Grozdanov explained that alternative polyadenylation is an RNA-processing mechanism that determines how an mRNA amino acid sequence ends by selecting specific sites called polyadenylation sites. Preferential selection of one or more polyadenylation sites within the mRNA leads to alternative polyadenylation. When the site selection occurs within the last exon of a gene (a DNA sequence found at the end of a gene), alternative polyadenylation produces mRNAs that encode the same protein. However, the length of the region between the end of the protein production and the termination of the mRNA transcript is different.
"This region of mRNA is also known as the three prime untranslated region (3' UTR)," Grozdanov continued. "These distinct 3' UTRs produced by alternative polyadenylation often regulate stability, translatability (how much and often an mRNA is translated to a protein) and localization of the mRNA. Alternative polyadenylation is a mechanism of regulation of gene expression that is widespread, but often overlooked since it is relatively difficult to study."
Grozdanov also pointed out that many people may not realize how large and intricate neurons are in any given organism. In certain animals, such as giraffes and elephants, these neurons can stretch for many feet, from the head to the tail. This immense length makes it challenging for a single neuron to produce proteins at precise locations, such as in the synapses where they are most needed for brain functions like learning and memory, executive functions that are severely impaired in Alzheimer's disease.
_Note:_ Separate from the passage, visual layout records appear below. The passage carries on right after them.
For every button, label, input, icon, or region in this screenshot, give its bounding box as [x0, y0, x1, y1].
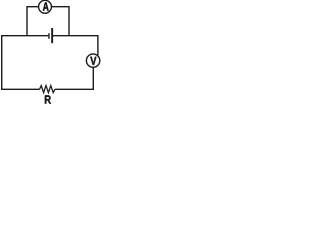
battery cell long plate (positive) — [51, 28, 53, 43]
wire right edge down to voltmeter — [97, 35, 99, 55]
wire top right segment (battery to top-right corner) — [52, 35, 98, 37]
wire ammeter branch left horizontal — [26, 6, 38, 8]
wire top left segment (to battery) — [1, 35, 49, 37]
resistor R zigzag — [40, 86, 55, 93]
wire below voltmeter to bottom — [92, 67, 94, 89]
wire bottom left segment (to resistor) — [1, 88, 40, 90]
wire ammeter branch left riser — [26, 7, 28, 36]
voltmeter V1 circle — [86, 54, 99, 67]
wire ammeter branch right horizontal — [52, 6, 69, 8]
ammeter label A — [43, 2, 49, 10]
battery cell short plate (negative) — [48, 33, 49, 39]
ammeter A1 circle — [39, 0, 52, 13]
resistor label R — [45, 95, 51, 103]
wire left edge of main loop — [1, 36, 3, 90]
wire ammeter branch right riser — [68, 6, 70, 36]
wire bottom right segment (resistor to voltmeter riser) — [55, 88, 94, 90]
voltmeter label V — [90, 57, 96, 65]
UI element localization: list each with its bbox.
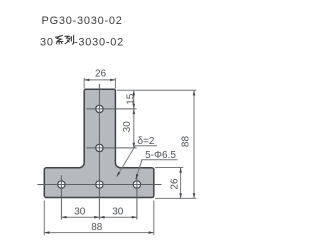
centerline hole H5 vertical bbox=[136, 175, 138, 219]
svg-text:30: 30 bbox=[122, 121, 133, 133]
extension line bar top right bbox=[155, 167, 183, 169]
svg-text:30: 30 bbox=[74, 206, 86, 217]
svg-text:88: 88 bbox=[180, 136, 191, 148]
svg-text:-3030-02: -3030-02 bbox=[74, 36, 124, 48]
extension line stem top right bbox=[117, 89, 197, 91]
svg-text:30: 30 bbox=[112, 206, 124, 217]
centerline hole H3 vertical bbox=[60, 175, 62, 219]
hole H1 bbox=[96, 105, 103, 112]
dimension line 15 / 30 right of stem bbox=[133, 90, 135, 148]
glyph 列 bbox=[65, 35, 74, 44]
centerline horizontal bar axis bbox=[38, 184, 162, 186]
leader 5-phi6.5 bbox=[136, 160, 178, 180]
centerline hole H1 horizontal bbox=[86, 108, 136, 110]
dimension line 26 right bbox=[180, 168, 182, 199]
series label text 30系列-3030-02 bbox=[40, 35, 124, 48]
hole H3 bbox=[58, 181, 65, 188]
svg-text:5-Φ6.5: 5-Φ6.5 bbox=[145, 150, 176, 161]
svg-text:26: 26 bbox=[95, 69, 107, 80]
dimension line 88 right bbox=[193, 90, 195, 198]
extension lines top 26 dim bbox=[84, 78, 115, 89]
T-plate body bbox=[44, 89, 154, 197]
extension lines bottom 88 dim bbox=[44, 201, 154, 236]
centerline vertical stem axis bbox=[98, 84, 100, 220]
dimension line 30 30 bottom bbox=[61, 216, 136, 218]
hole H5 bbox=[133, 181, 140, 188]
svg-text:δ=2: δ=2 bbox=[138, 136, 155, 147]
hole H4 bbox=[96, 181, 103, 188]
hole H2 bbox=[96, 144, 103, 151]
extension line bar bottom right bbox=[155, 197, 196, 199]
svg-text:26: 26 bbox=[170, 178, 181, 190]
dimension line 88 bottom bbox=[44, 232, 154, 234]
svg-text:88: 88 bbox=[91, 222, 103, 233]
dimension line 26 top bbox=[84, 79, 115, 81]
leader delta=2 bbox=[117, 146, 157, 177]
centerline hole H2 horizontal bbox=[86, 147, 136, 149]
svg-text:PG30-3030-02: PG30-3030-02 bbox=[42, 15, 123, 27]
glyph 系 bbox=[56, 35, 63, 44]
svg-text:15: 15 bbox=[125, 93, 136, 105]
svg-text:30: 30 bbox=[40, 36, 54, 48]
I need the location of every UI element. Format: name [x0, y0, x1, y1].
To overcome these physical obstacles, neurons move the mRNAs -- which are crucial for protein production -- to these specific sites. Alternative polyadenylation allows these mRNAs to be directed to the correct sites in neurons. And yet, no one examined alternative polyadenylation changes in Alzheimer's patients.
"A simple way to explain it is if you have a longer transcript produced by a gene, that longer transcript is localized differently than the shorter transcript by the same gene," Grozdanov said. "Both transcripts are producing the same protein, but their localization occurs at different sites in the neurons. When alternative polyadenylation is disrupted, basically it means that one of these polyadenylation sites is selected preferentially compared to the other one. While it is important to understand that one type of transcript does not completely disappear, alternative polyadenylation alters the balance between long and short transcripts. In Alzheimer's disease this balance is potentially perturbed, which also can lead to interference of protein production at specific neuronal locations."
Grozdanov said the goal of this project is to characterize the changes in alternative polyadenylation of mRNAs, or in other words, the variety of transcripts that are produced, which seem to be different in Alzheimer's disease patients. If successful, his next goal is to investigate proteins and molecules causing these changes (i.e., finding novel molecular mechanisms contributing to the disease).
"And then, as a next question, can we modify that pathway in a certain way or reverse its influence on the diseases progression?" Grozdanov said. "In Alzheimer's disease patients, if the length of the 3' UTR is shorter, can we have a mechanism or a drug that adjusts their length and restores a more normal cognition for patients, and vice versa? Maybe if the patient is at a late stage of Alzheimer's disease, unfortunately, it would be difficult to reverse the brain pathology, but it may still at least slow down the progression of this devastating disease."